Paul-André Proulx

Littérature Québecoises

Poliquin, Daniel.

La Côte-de-Sable. Éd. Bibliothèque québécoise, 2000, 312 p.

Les Amours d'un spécialiste de l'Arctique

Daniel Poliquin est né à Ottawa. En 2000, on rééditait La Côte-de-Sable, l'un de ses meilleurs romans. Le titre évoque un quartier de cette ville, peuplé d'étudiants, de fonctionnaires et de diplomates. Jude, le héros, y a habité lors de ses études avant de devenir le grand spécialiste de l'Arctique mondialement reconnu.

 

C'est un personnage plus grand que nature comme on en rencontre souvent dans la littérature. Même si l'auteur se défend d'être québécois parce qu'il ne se sent ni persécuté ni martyrisé comme nous, son roman s'inscrit dans la lignée des coureurs des bois, des voyageurs, des bûcherons, des " dieux des routes " comme les appelle Germaine Guèvremont. Le Jude de Daniel Poliquin comme le François Paradis de Louis Hémon sont des assoiffés d'un ailleurs le plus nordique possible. Et comme la Smilla de Peter Hoeg, ces amants de la neige n'ont qu'une seule envie : parcourir les espaces boréals. Les longs voyages de Jude ne visent qu'à parfaire ses connaissances du cercle polaire. Il créera même un institut afin que se conserve le fruit de ses recherches.

Le succès couronne ses initiatives. Il réussit également auprès de la gent féminine. C'est un Don Juan au charisme irrésistible.
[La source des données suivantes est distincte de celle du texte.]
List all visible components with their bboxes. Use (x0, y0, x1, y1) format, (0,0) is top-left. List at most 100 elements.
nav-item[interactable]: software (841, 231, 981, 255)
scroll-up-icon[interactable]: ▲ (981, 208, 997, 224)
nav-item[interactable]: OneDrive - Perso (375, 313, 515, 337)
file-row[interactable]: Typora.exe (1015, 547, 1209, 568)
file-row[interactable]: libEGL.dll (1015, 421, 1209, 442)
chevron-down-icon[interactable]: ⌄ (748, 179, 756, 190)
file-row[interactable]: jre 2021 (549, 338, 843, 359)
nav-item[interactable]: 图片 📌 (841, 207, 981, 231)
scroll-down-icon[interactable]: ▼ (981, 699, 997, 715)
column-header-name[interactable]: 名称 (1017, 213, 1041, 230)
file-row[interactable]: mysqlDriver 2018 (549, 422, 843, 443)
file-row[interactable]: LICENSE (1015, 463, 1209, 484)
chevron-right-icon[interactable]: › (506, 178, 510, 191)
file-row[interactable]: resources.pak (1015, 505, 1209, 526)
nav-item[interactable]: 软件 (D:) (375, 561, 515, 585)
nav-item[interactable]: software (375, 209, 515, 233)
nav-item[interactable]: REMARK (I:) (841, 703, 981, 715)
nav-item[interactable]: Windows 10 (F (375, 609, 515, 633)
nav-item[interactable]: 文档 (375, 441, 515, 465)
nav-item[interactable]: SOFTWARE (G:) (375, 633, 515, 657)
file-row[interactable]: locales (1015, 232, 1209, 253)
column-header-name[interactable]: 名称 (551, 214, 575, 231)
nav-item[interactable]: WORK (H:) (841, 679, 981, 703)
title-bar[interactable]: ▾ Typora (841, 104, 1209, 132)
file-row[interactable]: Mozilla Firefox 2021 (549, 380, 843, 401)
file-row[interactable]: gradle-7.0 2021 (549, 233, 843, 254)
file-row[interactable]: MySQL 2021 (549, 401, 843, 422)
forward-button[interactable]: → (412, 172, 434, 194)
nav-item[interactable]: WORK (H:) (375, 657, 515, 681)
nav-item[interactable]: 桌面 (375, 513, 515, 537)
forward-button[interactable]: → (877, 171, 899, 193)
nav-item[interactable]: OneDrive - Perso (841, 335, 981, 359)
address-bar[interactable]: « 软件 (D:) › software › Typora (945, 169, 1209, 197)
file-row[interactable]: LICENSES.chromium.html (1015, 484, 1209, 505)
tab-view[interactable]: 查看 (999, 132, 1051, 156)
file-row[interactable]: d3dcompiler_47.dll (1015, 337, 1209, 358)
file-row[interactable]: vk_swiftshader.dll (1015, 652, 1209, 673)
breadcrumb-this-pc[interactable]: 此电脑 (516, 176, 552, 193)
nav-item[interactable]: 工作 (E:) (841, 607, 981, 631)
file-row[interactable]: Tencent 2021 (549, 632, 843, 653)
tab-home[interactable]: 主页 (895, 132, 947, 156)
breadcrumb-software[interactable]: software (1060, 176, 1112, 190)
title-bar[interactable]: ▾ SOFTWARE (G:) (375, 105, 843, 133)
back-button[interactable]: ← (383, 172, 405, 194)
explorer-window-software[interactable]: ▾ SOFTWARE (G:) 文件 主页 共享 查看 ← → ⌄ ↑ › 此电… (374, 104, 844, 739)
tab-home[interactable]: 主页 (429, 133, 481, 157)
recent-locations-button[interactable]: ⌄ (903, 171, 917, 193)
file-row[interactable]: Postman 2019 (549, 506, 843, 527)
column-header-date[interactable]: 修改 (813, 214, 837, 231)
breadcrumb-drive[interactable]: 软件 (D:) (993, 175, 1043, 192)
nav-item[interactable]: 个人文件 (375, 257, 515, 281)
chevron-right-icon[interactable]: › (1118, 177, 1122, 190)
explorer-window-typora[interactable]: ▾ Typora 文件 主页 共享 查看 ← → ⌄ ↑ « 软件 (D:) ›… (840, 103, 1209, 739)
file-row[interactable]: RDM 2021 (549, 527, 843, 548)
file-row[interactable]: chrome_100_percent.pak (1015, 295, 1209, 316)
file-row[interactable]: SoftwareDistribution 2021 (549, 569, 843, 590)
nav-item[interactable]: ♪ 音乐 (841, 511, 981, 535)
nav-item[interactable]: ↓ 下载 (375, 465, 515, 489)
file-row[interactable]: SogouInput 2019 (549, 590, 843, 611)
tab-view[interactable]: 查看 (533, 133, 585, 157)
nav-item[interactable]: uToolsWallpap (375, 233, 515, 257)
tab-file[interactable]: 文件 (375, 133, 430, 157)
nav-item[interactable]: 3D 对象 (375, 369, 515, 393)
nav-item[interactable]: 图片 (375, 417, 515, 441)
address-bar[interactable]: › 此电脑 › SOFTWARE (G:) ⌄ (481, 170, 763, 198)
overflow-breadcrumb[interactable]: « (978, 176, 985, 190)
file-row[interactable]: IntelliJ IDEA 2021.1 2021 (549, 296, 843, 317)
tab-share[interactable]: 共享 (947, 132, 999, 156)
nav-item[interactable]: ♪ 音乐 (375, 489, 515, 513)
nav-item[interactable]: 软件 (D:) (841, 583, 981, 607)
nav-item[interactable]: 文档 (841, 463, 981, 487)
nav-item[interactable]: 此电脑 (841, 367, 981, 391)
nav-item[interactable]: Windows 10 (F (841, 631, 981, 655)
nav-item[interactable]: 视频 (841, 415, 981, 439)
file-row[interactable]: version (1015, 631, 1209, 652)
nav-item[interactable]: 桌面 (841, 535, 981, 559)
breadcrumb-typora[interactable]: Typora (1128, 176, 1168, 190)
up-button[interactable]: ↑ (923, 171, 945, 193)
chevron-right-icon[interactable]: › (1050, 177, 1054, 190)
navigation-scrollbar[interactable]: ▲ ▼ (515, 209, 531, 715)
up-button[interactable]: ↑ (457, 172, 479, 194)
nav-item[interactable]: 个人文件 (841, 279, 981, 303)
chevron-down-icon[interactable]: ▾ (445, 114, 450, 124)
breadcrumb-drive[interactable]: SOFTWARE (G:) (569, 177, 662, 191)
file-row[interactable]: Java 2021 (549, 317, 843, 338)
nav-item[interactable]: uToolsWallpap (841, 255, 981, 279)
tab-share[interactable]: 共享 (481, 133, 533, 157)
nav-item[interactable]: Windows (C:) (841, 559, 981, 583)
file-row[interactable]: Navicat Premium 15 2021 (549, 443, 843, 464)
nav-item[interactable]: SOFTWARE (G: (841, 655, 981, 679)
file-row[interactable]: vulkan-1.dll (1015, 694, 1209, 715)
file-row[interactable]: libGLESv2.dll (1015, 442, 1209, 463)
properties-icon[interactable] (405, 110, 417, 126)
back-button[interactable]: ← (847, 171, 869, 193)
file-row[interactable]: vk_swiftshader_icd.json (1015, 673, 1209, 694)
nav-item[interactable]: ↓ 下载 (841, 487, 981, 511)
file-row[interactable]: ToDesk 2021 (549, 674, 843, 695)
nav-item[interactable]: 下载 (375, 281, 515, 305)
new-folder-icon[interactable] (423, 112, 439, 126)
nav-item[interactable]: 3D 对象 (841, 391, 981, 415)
Les quatre femmes séduites de l'œuvre sont tour à tour narratrices de la vie de ce chanteur de pomme. Marie s'amourache de lui pour échapper à l'ennui. Maud se sort douloureusement de son aventure qui devait durer toujours. Madame Élizabeth, qui l'a hébergé du temps de ses études, garde de lui un beau souvenir d'alcôve. Véronique voltige autour de lui comme un papillon qui ne craint pas de se brûler les ailes au contact de la flamme. Ces femmes brossent de lui le tableau d'un séducteur incorrigible, toujours prêt à fuir quand les liens amoureux risquent de se solidifier. Un homme en mal d'engagement qui invoque le prétexte de ses recherches pour quitter ses amantes.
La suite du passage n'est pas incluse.